2. Apprise the public concerning subjects of legislation being considered.
3. Prevent hodgepodge or logrolling legislation.
With equal frequency it has been said that a title complies with the constitution if it gives notice that would lead to an inquiry into the body of the act, or indicates to an inquiring mind its scope and purpose.
The title here in question reads:
Counties — Title 36 RCW Reenactment.
An Act relating to state and local government; enacting a title of the Revised Code of Washington to be known as Title 36 — Counties; providing penalties; repealing certain acts and parts of acts; and declaring an emergency. Laws of 1963, ch. 4, p. 13.

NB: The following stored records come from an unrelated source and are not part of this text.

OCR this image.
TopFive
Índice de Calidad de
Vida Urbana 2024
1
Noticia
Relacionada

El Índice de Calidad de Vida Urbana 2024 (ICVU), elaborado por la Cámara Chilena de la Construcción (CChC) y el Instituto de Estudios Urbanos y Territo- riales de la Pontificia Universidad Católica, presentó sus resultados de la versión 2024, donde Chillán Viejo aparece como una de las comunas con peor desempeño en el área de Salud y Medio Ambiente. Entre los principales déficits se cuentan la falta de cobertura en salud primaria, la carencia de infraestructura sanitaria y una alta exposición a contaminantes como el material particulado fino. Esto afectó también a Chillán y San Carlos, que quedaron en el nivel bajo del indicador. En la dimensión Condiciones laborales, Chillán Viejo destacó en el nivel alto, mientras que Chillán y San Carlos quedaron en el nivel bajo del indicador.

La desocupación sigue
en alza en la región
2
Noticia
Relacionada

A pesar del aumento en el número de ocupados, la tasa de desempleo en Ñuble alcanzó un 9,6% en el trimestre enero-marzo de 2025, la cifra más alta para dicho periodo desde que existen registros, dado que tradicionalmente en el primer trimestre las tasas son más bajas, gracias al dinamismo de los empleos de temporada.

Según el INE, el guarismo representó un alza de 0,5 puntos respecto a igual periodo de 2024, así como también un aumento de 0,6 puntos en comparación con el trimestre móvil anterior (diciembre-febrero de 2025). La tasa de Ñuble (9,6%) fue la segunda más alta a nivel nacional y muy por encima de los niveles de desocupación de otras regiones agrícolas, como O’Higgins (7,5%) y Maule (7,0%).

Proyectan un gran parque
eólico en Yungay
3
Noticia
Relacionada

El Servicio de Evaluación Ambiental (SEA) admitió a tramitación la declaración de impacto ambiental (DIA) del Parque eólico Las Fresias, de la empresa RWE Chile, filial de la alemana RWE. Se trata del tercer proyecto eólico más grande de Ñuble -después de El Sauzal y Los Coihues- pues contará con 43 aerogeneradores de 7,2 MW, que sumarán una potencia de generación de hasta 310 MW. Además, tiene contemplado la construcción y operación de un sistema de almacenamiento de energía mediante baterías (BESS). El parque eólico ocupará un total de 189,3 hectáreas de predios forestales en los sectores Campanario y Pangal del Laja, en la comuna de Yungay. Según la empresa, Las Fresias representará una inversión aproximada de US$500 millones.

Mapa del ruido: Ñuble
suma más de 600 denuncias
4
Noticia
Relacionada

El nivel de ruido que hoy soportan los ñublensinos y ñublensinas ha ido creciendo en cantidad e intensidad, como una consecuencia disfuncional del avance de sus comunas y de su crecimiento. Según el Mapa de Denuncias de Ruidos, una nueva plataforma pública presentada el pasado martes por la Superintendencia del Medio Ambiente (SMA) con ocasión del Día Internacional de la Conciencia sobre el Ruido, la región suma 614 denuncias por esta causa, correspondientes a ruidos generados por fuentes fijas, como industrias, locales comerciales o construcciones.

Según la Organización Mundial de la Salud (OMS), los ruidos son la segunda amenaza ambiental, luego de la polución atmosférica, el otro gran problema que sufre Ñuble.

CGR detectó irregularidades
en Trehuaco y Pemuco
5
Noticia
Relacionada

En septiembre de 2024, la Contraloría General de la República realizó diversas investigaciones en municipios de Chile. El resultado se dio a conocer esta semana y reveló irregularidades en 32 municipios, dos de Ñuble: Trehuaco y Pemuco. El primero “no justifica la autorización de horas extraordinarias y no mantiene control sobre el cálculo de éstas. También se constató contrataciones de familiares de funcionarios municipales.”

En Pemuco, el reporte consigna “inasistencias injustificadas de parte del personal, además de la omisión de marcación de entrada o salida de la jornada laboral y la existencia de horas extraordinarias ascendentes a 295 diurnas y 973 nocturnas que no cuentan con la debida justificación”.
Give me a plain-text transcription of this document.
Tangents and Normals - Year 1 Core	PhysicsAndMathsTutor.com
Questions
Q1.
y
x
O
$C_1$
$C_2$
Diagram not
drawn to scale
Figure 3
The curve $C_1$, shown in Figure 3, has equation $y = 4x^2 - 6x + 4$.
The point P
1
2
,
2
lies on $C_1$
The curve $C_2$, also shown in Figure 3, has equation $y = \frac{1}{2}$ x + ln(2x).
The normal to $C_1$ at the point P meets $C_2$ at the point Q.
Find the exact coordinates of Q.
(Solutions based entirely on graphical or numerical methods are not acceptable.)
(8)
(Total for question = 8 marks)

Notice was given by the title that this was a reenactment of an entire title relating to counties. The act contained more than 220 printed pages and more than a thousand sections, with an explanatory note of 33 pages giving the changes of wording in each section where a change had been made and explaining why the change was made. For the most part, the changes were to restore the session-law language which had been changed without legislative authority by the 1941 code revisers.
Legislators and others interested were given notice by the title that this was a comprehensive reenactment of RCW Title 36, relating to counties, and that it involved certain repeals. It was set up in such a format that anyone interested could, within 30 seconds, determine whether any section in which he was interested had been repealed, or whether its wording had been changed. All the notice relative to subject matter, that is practicable in the case of such a reenactment and all that the constitutional provision requires, had been given.
Here a lengthy quotation from Gruen v. State Tax Comm'n, 35 Wn.2d 1, 211 P.2d 651 (1949), is apropos. It may be found under headings [7] and [8, 9] at pages 22 and 23 of 35 Wn.2d, and under headings [8, 9] and [10-13] on page 664 of 211 P.2d. We will not repeat it here.
Nor is there merit in the further contention that when a title refers to the repeal of an act, it must specify what act is being repealed. In Maxwell v. Lancaster, 81 Wash. 602, 607, 143 Pac. 157 (1914), we were concerned with an act creating a department of agriculture "and re pealing certain acts and parts of acts." We there upheld a repeal, saying:
The legislature may, under a title relating to a general subject, repeal existing laws as well as create new ones.
Moreover, we are not advised just how the unconstitutionality of Laws of 1963, chapter 4, would in any way improve the situation of Jerry Lynn Winters. He was not charged with violation of any particular session law, but with the crime of peddling in King County without a license, which, at all times material to this appeal, has been a public offense. He stands convicted of that offense. If Laws of 1963, chapter 4, is unconstitutional, then the act against peddling without a license, which was in existence before the enactment of Laws of 1963, chapter 4, has at all times been in effect and it interdicts peddling in any county without a license and without a bond.
For the reasons here and heretofore assigned, the constitutional attacks on our county peddlers' statute (RCW 36.71.010 et seq.) are without merit, and the conviction of Jerry Lynn Winters is affirmed.
December 21, 1965. Petition for rehearing denied.
For earlier attacks see: Ex parte Crowder, 171 Fed. 250 (1909); McKnight v. Hodge, 55 Wash. 289, 104 Pac. 504 (1909) ; State v. Sheppard, 79 Wash. 328, 140 Pac. 332 (1914). It was again upheld in Larson v. Shelton, 37 Wn.2d 481, 224 P.2d 1067 (1950).
See Young Men's Christian Ass'n v. State, 62 Wn.2d 504, 383 P.2d 497 (1963); Miller v. Tacoma, 61 Wn.2d 374, 378 P.2d 464 (1963), and cases cited therein.